Монах услышал, торопливо зачерпнул деревянным ковшиком воду, протягивая ковш Горазду, заговорил с мягкой задушевностью:

— Во едином часе погиб град, а ветер пепел развеял, и ныне там, где стоял Торжок, не бысть ничегоже, лишь кости мертвых. Смиряйтесь, добрые люди, ибо кто знает меру гнева господня. Глядите, потухло пламя на земле, а с небеси огонь полыхает. Вон она, гроза–то. Сие все навел господь грехов ради наших. Разумейте, братия, не было града тверже и сильнее Ерусалима, а Тит цезарь взял Ерусалим и попленил весь град, и стоял Ерусалим пуст шестьдесят лет. Такоже и град Новый Торг погиб ныне. За высокоумие покарал господь новогородцев вкупе с новоторжцами. Смиряйтесь, смиряйтесь, братия…

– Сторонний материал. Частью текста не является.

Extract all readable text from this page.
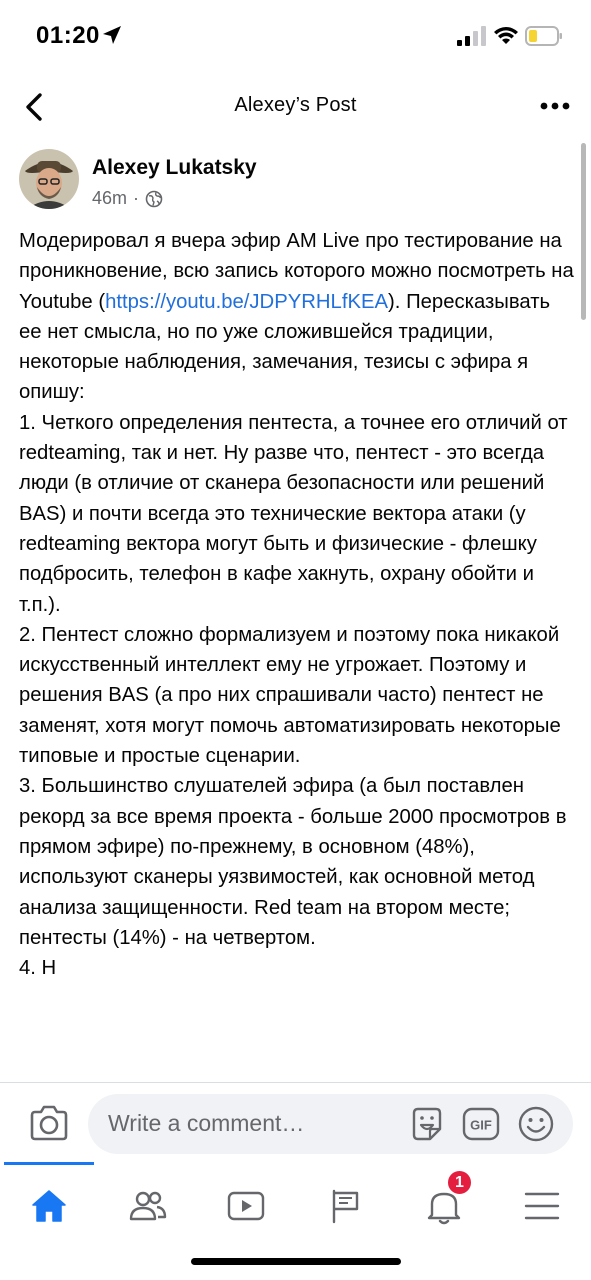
01:20
Alexey’s Post
Alexey Lukatsky
46m ·
Модерировал я вчера эфир AM Live про тестирование на проникновение, всю запись которого можно посмотреть на Youtube (https://youtu.be/JDPYRHLfKEA). Пересказывать ее нет смысла, но по уже сложившейся традиции, некоторые наблюдения, замечания, тезисы с эфира я опишу:
1. Четкого определения пентеста, а точнее его отличий от redteaming, так и нет. Ну разве что, пентест - это всегда люди (в отличие от сканера безопасности или решений BAS) и почти всегда это технические вектора атаки (у redteaming вектора могут быть и физические - флешку подбросить, телефон в кафе хакнуть, охрану обойти и т.п.).
2. Пентест сложно формализуем и поэтому пока никакой искусственный интеллект ему не угрожает. Поэтому и решения BAS (а про них спрашивали часто) пентест не заменят, хотя могут помочь автоматизировать некоторые типовые и простые сценарии.
3. Большинство слушателей эфира (а был поставлен рекорд за все время проекта - больше 2000 просмотров в прямом эфире) по-прежнему, в основном (48%), используют сканеры уязвимостей, как основной метод анализа защищенности. Red team на втором месте; пентесты (14%) - на четвертом.
4. Н
Write a comment…	GIF
1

Не сразу понял Горазд, о чем бормочет монах, но, когда слова его дошли до сознания, Горазд подбородком ударил в край ковша, расплескал воду.

— Замолчи, дьявол! Притчи рассказываешь, смиренью учишь, смиренные рабы князю нужны, князем ты и подослан. Мне и раньше слыхать доводилось, что князь Михайло любую пакость с молитвой делает, ибо пустосвят он, а вы, черные вороны, около вьетесь, падалью кормитесь, княжью свирепость писанием прикрываете.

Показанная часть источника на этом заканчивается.